El aire entre nosotros pareció encogerse. Dio un paso al frente, luego otro, invadiendo mi espacio con una lentitud peligrosa, calculada. Mi cuerpo reaccionó antes que mi mente: un estremecimiento involuntario, el pulso acelerándose, la conciencia absurda de cada centímetro que nos separaba.

Quise retroceder. No lo hice.

Sus dedos se alzaron y sujetaron mi mentón, firmes pero cuidadosos, obligándome a alzar el rostro. El contacto fue suficiente para desarmarme. Cerré los ojos sin pensar, traicionándome una vez más, convencida —no sabía por qué— de que algo estaba a punto de suceder.

Pero nada ocurrió.

El silencio se alargó.

Abrí los ojos de golpe.

Él seguía allí, demasiado cerca, observándome con una atención que me hizo arder de vergüenza. Comprendí entonces lo evidente: había sido yo quien había esperado más. Yo quien había imaginado un gesto que nunca llegó.

Aparté la mirada, el calor subiéndome al rostro, deseando que el suelo se abriera bajo mis pies.

—No vuelva a ponerme en esa posición —dije al fin, alzando el mentón, aferrándome a la poca firmeza que me quedaba.

Él arqueó una ceja.

—¿Cuál? ¿La de verte atrapada?

Mis dedos se tensaron contra la superficie a mi espalda, buscando un punto de apoyo que no existía. Estaba demasiado cerca.

—La de hacerme sentir fuera de lugar.

Por un instante, algo distinto cruzó su expresión.

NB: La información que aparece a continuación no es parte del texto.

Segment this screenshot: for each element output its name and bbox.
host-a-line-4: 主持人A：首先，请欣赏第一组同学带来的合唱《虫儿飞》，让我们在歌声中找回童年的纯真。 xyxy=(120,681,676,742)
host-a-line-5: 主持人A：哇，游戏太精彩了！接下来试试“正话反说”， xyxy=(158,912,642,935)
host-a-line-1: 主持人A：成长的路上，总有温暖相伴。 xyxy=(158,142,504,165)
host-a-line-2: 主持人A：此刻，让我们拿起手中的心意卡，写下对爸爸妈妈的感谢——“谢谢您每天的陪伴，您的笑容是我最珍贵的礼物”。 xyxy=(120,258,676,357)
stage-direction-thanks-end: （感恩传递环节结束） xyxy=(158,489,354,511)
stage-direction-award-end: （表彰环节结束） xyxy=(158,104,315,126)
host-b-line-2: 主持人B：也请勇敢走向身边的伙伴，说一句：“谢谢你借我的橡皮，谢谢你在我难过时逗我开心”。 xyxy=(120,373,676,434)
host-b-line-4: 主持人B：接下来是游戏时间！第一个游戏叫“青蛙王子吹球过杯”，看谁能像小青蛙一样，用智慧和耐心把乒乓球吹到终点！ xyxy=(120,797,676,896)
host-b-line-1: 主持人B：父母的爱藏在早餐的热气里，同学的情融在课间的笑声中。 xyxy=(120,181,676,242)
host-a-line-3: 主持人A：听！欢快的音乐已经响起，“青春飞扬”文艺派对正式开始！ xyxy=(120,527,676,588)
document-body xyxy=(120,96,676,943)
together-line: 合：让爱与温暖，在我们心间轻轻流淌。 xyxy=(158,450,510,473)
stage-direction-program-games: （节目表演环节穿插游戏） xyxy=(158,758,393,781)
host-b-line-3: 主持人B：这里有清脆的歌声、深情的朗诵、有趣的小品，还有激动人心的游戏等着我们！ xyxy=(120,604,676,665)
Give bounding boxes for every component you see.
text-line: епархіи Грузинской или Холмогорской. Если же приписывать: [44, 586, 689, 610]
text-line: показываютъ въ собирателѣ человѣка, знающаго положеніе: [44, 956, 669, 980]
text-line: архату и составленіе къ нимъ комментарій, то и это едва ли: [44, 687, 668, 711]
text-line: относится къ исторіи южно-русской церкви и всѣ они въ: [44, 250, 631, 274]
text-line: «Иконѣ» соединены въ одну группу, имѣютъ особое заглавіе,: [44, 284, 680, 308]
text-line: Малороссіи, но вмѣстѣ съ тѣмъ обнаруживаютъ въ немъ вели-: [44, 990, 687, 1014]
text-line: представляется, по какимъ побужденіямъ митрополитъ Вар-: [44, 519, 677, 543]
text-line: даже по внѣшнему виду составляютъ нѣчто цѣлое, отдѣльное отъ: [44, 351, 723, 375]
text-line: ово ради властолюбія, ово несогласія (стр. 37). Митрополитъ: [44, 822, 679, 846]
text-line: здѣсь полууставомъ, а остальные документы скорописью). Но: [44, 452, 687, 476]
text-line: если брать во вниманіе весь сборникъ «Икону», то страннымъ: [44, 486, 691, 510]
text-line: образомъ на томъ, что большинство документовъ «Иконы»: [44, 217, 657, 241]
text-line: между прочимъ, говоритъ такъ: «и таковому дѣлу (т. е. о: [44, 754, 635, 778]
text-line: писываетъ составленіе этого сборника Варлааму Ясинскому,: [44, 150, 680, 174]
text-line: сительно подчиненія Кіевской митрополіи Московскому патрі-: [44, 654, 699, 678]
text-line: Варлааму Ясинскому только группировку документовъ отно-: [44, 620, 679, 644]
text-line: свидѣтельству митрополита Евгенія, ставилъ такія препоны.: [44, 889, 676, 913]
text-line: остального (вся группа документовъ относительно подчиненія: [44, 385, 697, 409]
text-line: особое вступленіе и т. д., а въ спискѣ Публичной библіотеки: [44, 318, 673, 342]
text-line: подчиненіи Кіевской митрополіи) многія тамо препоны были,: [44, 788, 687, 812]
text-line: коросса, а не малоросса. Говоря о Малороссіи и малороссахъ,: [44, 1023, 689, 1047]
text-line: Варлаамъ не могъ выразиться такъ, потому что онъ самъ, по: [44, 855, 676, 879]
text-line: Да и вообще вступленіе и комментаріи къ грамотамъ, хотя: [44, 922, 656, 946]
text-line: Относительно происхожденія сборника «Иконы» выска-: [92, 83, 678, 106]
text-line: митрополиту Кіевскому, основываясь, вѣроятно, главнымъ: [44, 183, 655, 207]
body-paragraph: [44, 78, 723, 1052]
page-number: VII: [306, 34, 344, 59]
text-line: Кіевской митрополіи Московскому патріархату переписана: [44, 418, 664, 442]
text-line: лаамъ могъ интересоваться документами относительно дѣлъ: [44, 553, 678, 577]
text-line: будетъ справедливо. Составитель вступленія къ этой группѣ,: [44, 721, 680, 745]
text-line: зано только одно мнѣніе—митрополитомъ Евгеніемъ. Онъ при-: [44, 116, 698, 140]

Algo que no logré descifrar.

—Esta casa no suele ser amable con quienes entran en ella —dijo finalmente—. Y yo tampoco.

Asentí despacio.

—Lo sé.

Adrian me sostuvo la mirada unos segundos más, luego dio un paso atrás.

—Continúa con tu trabajo, Amelia —ordenó—. Y deja de pensar tanto.

Se marchó sin esperar respuesta.

Me quedé allí, temblando, con el eco de su voz y la certeza de que nada de aquello era casual.

Sabía su secreto.

Había visto su vulnerabilidad.

Y mi cuerpo había reaccionado a él de una forma que no podía explicar.

Mientras lo veía alejarse por el pasillo, entendí algo que me heló la sangre más que cualquier amenaza:

Adrian Volkov no era solo peligroso por lo que ocultaba.

Lo era porque, sin proponérselo, ya había empezado a afectarme.